Saturday, November 03, 2018

"If the number and relevance of galleries were to decline, how might this affect artistic content?"

Tyler Cowen has some hypotheses and, like all his hypotheses, they're worth considering.

"A Cunning Husband-and-Wife Duo Sold Hundreds of Forged Artworks in Finland."

"Now, They Are Headed to Prison."

Answer: yes

The Nation:  Can You Copyright a Quilt?

Tell me again about the public trust (one museum's 19th century photo sale seems to be the Met's gain edition)

The Times reports on a sale of a group of Carleton Watkins photographs by the Hispanic Society in New York to an "unknown donor" who is giving them to the Met.
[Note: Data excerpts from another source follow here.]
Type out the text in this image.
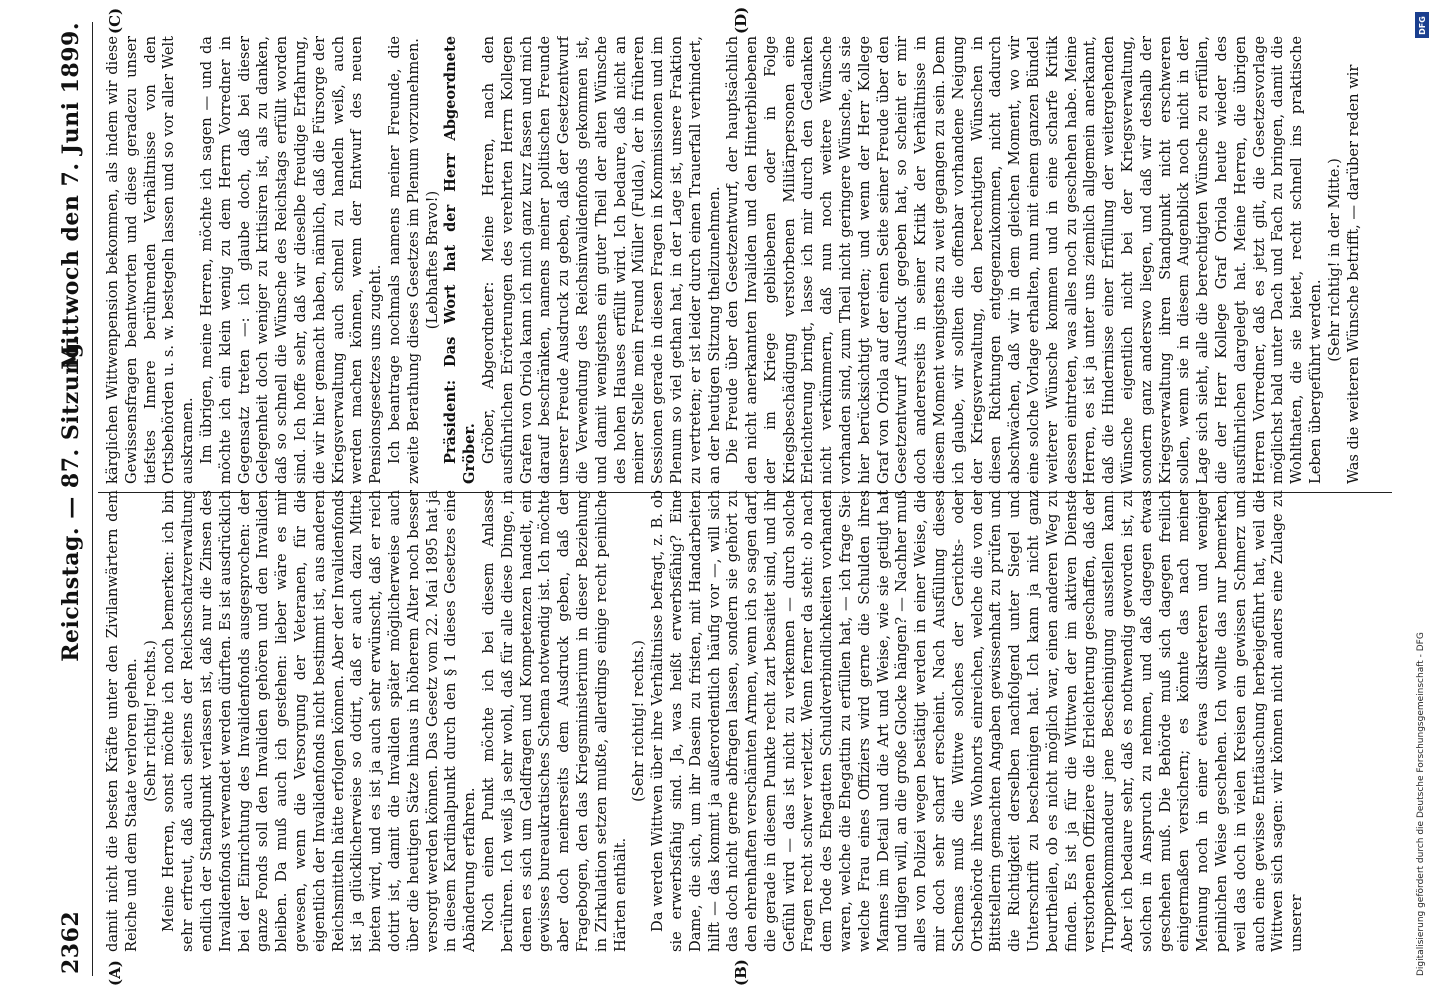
2362
Reichstag. — 87. Sitzung.
Mittwoch den 7. Juni 1899.
(A)	(B)
(C)	(D)

damit nicht die besten Kräfte unter den Zivilanwärtern dem Reiche und dem Staate verloren gehen. (Sehr richtig! rechts.) Meine Herren, sonst möchte ich noch bemerken: ich bin sehr erfreut, daß auch seitens der Reichsschatzverwaltung endlich der Standpunkt verlassen ist, daß nur die Zinsen des Invalidenfonds verwendet werden dürften. Es ist ausdrücklich bei der Einrichtung des Invalidenfonds ausgesprochen: der ganze Fonds soll den Invaliden gehören und den Invaliden bleiben. Da muß auch ich gestehen: lieber wäre es mir gewesen, wenn die Versorgung der Veteranen, für die eigentlich der Invalidenfonds nicht bestimmt ist, aus anderen Reichsmitteln hätte erfolgen können. Aber der Invalidenfonds ist ja glücklicherweise so dotirt, daß er auch dazu Mittel bieten wird, und es ist ja auch sehr erwünscht, daß er reich dotirt ist, damit die Invaliden später möglicherweise auch über die heutigen Sätze hinaus in höherem Alter noch besser versorgt werden können. Das Gesetz vom 22. Mai 1895 hat ja in diesem Kardinalpunkt durch den § 1 dieses Gesetzes eine Abänderung erfahren. Noch einen Punkt möchte ich bei diesem Anlasse berühren. Ich weiß ja sehr wohl, daß für alle diese Dinge, in denen es sich um Geldfragen und Kompetenzen handelt, ein gewisses bureaukratisches Schema notwendig ist. Ich möchte aber doch meinerseits dem Ausdruck geben, daß der Fragebogen, den das Kriegsministerium in dieser Beziehung in Zirkulation setzen mußte, allerdings einige recht peinliche Härten enthält.

(Sehr richtig! rechts.) Da werden Wittwen über ihre Verhältnisse befragt, z. B. ob sie erwerbsfähig sind. Ja, was heißt erwerbsfähig? Eine Dame, die sich, um ihr Dasein zu fristen, mit Handarbeiten hilft — das kommt ja außerordentlich häufig vor —, will sich das doch nicht gerne abfragen lassen, sondern sie gehört zu den ehrenhaften verschämten Armen, wenn ich so sagen darf, die gerade in diesem Punkte recht zart besaitet sind, und ihr Gefühl wird — das ist nicht zu verkennen — durch solche Fragen recht schwer verletzt. Wenn ferner da steht: ob nach dem Tode des Ehegatten Schuldverbindlichkeiten vorhanden waren, welche die Ehegattin zu erfüllen hat, — ich frage Sie: welche Frau eines Offiziers wird gerne die Schulden ihres Mannes im Detail und die Art und Weise, wie sie getilgt hat und tilgen will, an die große Glocke hängen? — Nachher muß alles von Polizei wegen bestätigt werden in einer Weise, die mir doch sehr scharf erscheint. Nach Ausfüllung dieses Schemas muß die Wittwe solches der Gerichts- oder Ortsbehörde ihres Wohnorts einreichen, welche die von der Bittstellerin gemachten Angaben gewissenhaft zu prüfen und die Richtigkeit derselben nachfolgend unter Siegel und Unterschrift zu bescheinigen hat. Ich kann ja nicht ganz beurtheilen, ob es nicht möglich war, einen anderen Weg zu finden. Es ist ja für die Wittwen der im aktiven Dienste verstorbenen Offiziere die Erleichterung geschaffen, daß der Truppenkommandeur jene Bescheinigung ausstellen kann. Aber ich bedaure sehr, daß es nothwendig geworden ist, zu solchen in Anspruch zu nehmen, und daß dagegen etwas geschehen muß. Die Behörde muß sich dagegen freilich einigermaßen versichern; es könnte das nach meiner Meinung noch in einer etwas diskreteren und weniger peinlichen Weise geschehen. Ich wollte das nur bemerken, weil das doch in vielen Kreisen ein gewissen Schmerz und auch eine gewisse Enttäuschung herbeigeführt hat, weil die Wittwen sich sagen: wir können nicht anders eine Zulage zu unserer

kärglichen Wittwenpension bekommen, als indem wir diese Gewissensfragen beantworten und diese geradezu unser tiefstes Innere berührenden Verhältnisse von den Ortsbehörden u. s. w. bestegeln lassen und so vor aller Welt auskramen. Im übrigen, meine Herren, möchte ich sagen — und da möchte ich ein klein wenig zu dem Herrn Vorredner in Gegensatz treten —: ich glaube doch, daß bei dieser Gelegenheit doch weniger zu kritisiren ist, als zu danken, daß so schnell die Wünsche des Reichstags erfüllt worden sind. Ich hoffe sehr, daß wir dieselbe freudige Erfahrung, die wir hier gemacht haben, nämlich, daß die Fürsorge der Kriegsverwaltung auch schnell zu handeln weiß, auch werden machen können, wenn der Entwurf des neuen Pensionsgesetzes uns zugeht. Ich beantrage nochmals namens meiner Freunde, die zweite Berathung dieses Gesetzes im Plenum vorzunehmen. (Lebhaftes Bravo!) Präsident: Das Wort hat der Herr Abgeordnete Gröber. Gröber, Abgeordneter: Meine Herren, nach den ausführlichen Erörterungen des verehrten Herrn Kollegen Grafen von Oriola kann ich mich ganz kurz fassen und mich darauf beschränken, namens meiner politischen Freunde unserer Freude Ausdruck zu geben, daß der Gesetzentwurf die Verwendung des Reichsinvalidenfonds gekommen ist, und damit wenigstens ein guter Theil der alten Wünsche des hohen Hauses erfüllt wird. Ich bedaure, daß nicht an meiner Stelle mein Freund Müller (Fulda), der in früheren Sessionen gerade in diesen Fragen in Kommissionen und im Plenum so viel gethan hat, in der Lage ist, unsere Fraktion zu vertreten; er ist leider durch einen Trauerfall verhindert, an der heutigen Sitzung theilzunehmen. Die Freude über den Gesetzentwurf, der hauptsächlich den nicht anerkannten Invaliden und den Hinterbliebenen der im Kriege gebliebenen oder in Folge Kriegsbeschädigung verstorbenen Militärpersonen eine Erleichterung bringt, lasse ich mir durch den Gedanken nicht verkümmern, daß nun noch weitere Wünsche vorhanden sind, zum Theil nicht geringere Wünsche, als sie hier berücksichtigt werden; und wenn der Herr Kollege Graf von Oriola auf der einen Seite seiner Freude über den Gesetzentwurf Ausdruck gegeben hat, so scheint er mir doch andererseits in seiner Kritik der Verhältnisse in diesem Moment wenigstens zu weit gegangen zu sein. Denn ich glaube, wir sollten die offenbar vorhandene Neigung der Kriegsverwaltung, den berechtigten Wünschen in diesen Richtungen entgegenzukommen, nicht dadurch abschwächen, daß wir in dem gleichen Moment, wo wir eine solche Vorlage erhalten, nun mit einem ganzen Bündel weiterer Wünsche kommen und in eine scharfe Kritik dessen eintreten, was alles noch zu geschehen habe. Meine Herren, es ist ja unter uns ziemlich allgemein anerkannt, daß die Hindernisse einer Erfüllung der weitergehenden Wünsche eigentlich nicht bei der Kriegsverwaltung, sondern ganz anderswo liegen, und daß wir deshalb der Kriegsverwaltung ihren Standpunkt nicht erschweren sollen, wenn sie in diesem Augenblick noch nicht in der Lage sich sieht, alle die berechtigten Wünsche zu erfüllen, die der Herr Kollege Graf Oriola heute wieder des ausführlichen dargelegt hat. Meine Herren, die übrigen Herren Vorredner, daß es jetzt gilt, die Gesetzesvorlage möglichst bald unter Dach und Fach zu bringen, damit die Wohlthaten, die sie bietet, recht schnell ins praktische Leben übergeführt werden.

(Sehr richtig! in der Mitte.) Was die weiteren Wünsche betrifft, — darüber reden wir

DFG
Digitalisierung gefördert durch die Deutsche Forschungsgemeinschaft - DFG
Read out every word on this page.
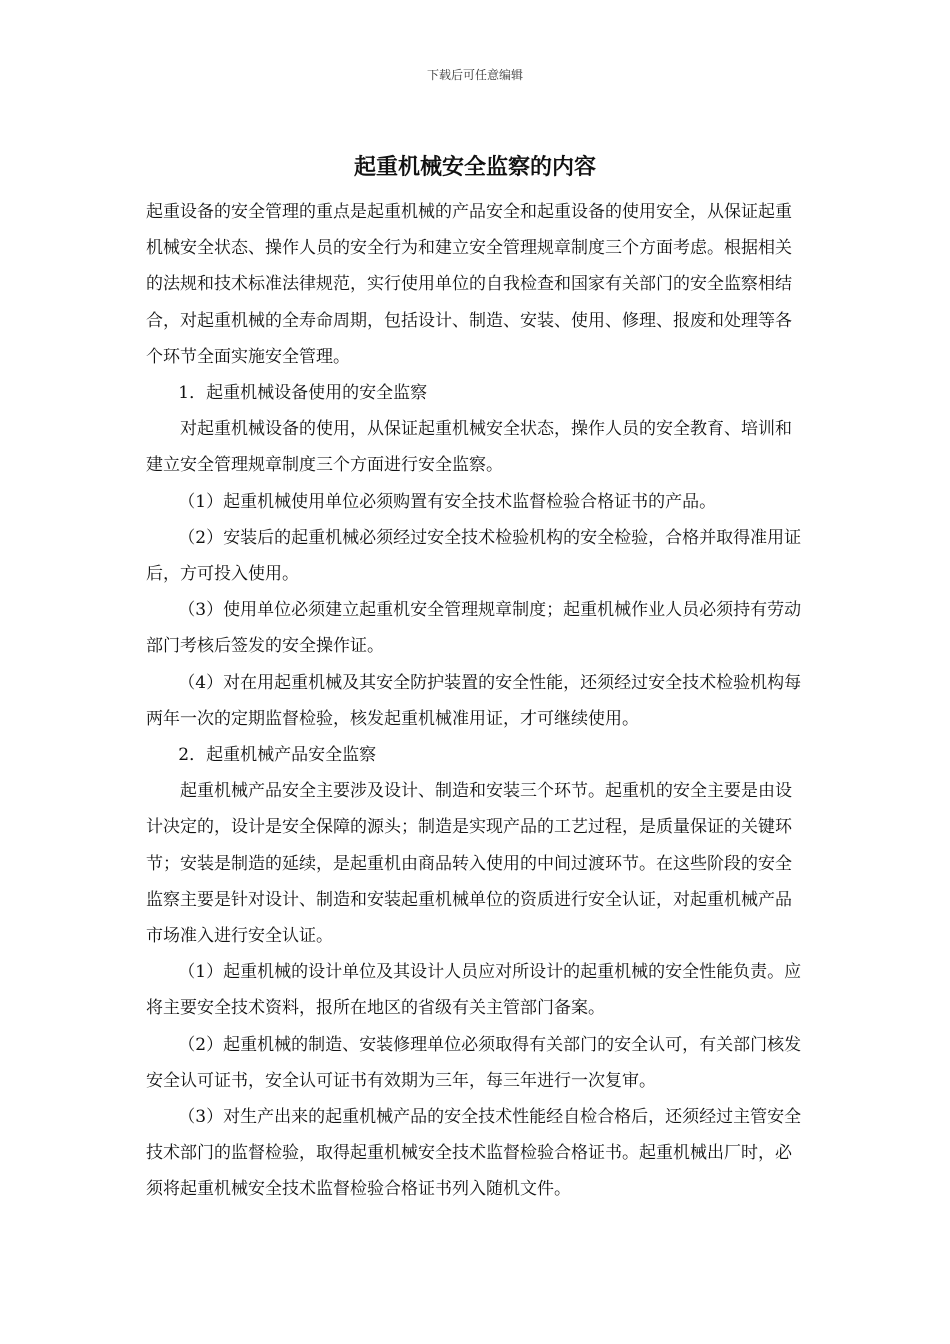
下载后可任意编辑
起重机械安全监察的内容

起重设备的安全管理的重点是起重机械的产品安全和起重设备的使用安全，从保证起重机械安全状态、操作人员的安全行为和建立安全管理规章制度三个方面考虑。根据相关的法规和技术标准法律规范，实行使用单位的自我检查和国家有关部门的安全监察相结合，对起重机械的全寿命周期，包括设计、制造、安装、使用、修理、报废和处理等各个环节全面实施安全管理。

1．起重机械设备使用的安全监察

对起重机械设备的使用，从保证起重机械安全状态，操作人员的安全教育、培训和建立安全管理规章制度三个方面进行安全监察。

（1）起重机械使用单位必须购置有安全技术监督检验合格证书的产品。

（2）安装后的起重机械必须经过安全技术检验机构的安全检验，合格并取得准用证后，方可投入使用。

（3）使用单位必须建立起重机安全管理规章制度；起重机械作业人员必须持有劳动部门考核后签发的安全操作证。

（4）对在用起重机械及其安全防护装置的安全性能，还须经过安全技术检验机构每两年一次的定期监督检验，核发起重机械准用证，才可继续使用。

2．起重机械产品安全监察

起重机械产品安全主要涉及设计、制造和安装三个环节。起重机的安全主要是由设计决定的，设计是安全保障的源头；制造是实现产品的工艺过程，是质量保证的关键环节；安装是制造的延续，是起重机由商品转入使用的中间过渡环节。在这些阶段的安全监察主要是针对设计、制造和安装起重机械单位的资质进行安全认证，对起重机械产品市场准入进行安全认证。

（1）起重机械的设计单位及其设计人员应对所设计的起重机械的安全性能负责。应将主要安全技术资料，报所在地区的省级有关主管部门备案。

（2）起重机械的制造、安装修理单位必须取得有关部门的安全认可，有关部门核发安全认可证书，安全认可证书有效期为三年，每三年进行一次复审。

（3）对生产出来的起重机械产品的安全技术性能经自检合格后，还须经过主管安全技术部门的监督检验，取得起重机械安全技术监督检验合格证书。起重机械出厂时，必须将起重机械安全技术监督检验合格证书列入随机文件。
It's presented as a good news story -- and it is ("They stay in New York but also they go somewhere where they'll be cared for and appreciated") -- but, strangely, there's no mention of how the sales proceeds will be used.  We do hear that "the sale garnered more than $1 million for the Hispanic Society, whose doors are now closed because the museum is in the midst of a two-year renovation expected to cost about $15 million" -- so perhaps the implication is that the money will go towards those costs.  But we don't know for sure.  Don't we need to know the answer to that question before we can decide whether this sale really is the good news it's being portrayed as or, alternatively, a repulsive, unethical, Stalinesque betrayal of the public trust?  (I don't, but I would think the Deaccession Police do.  Sanctions may be in order.)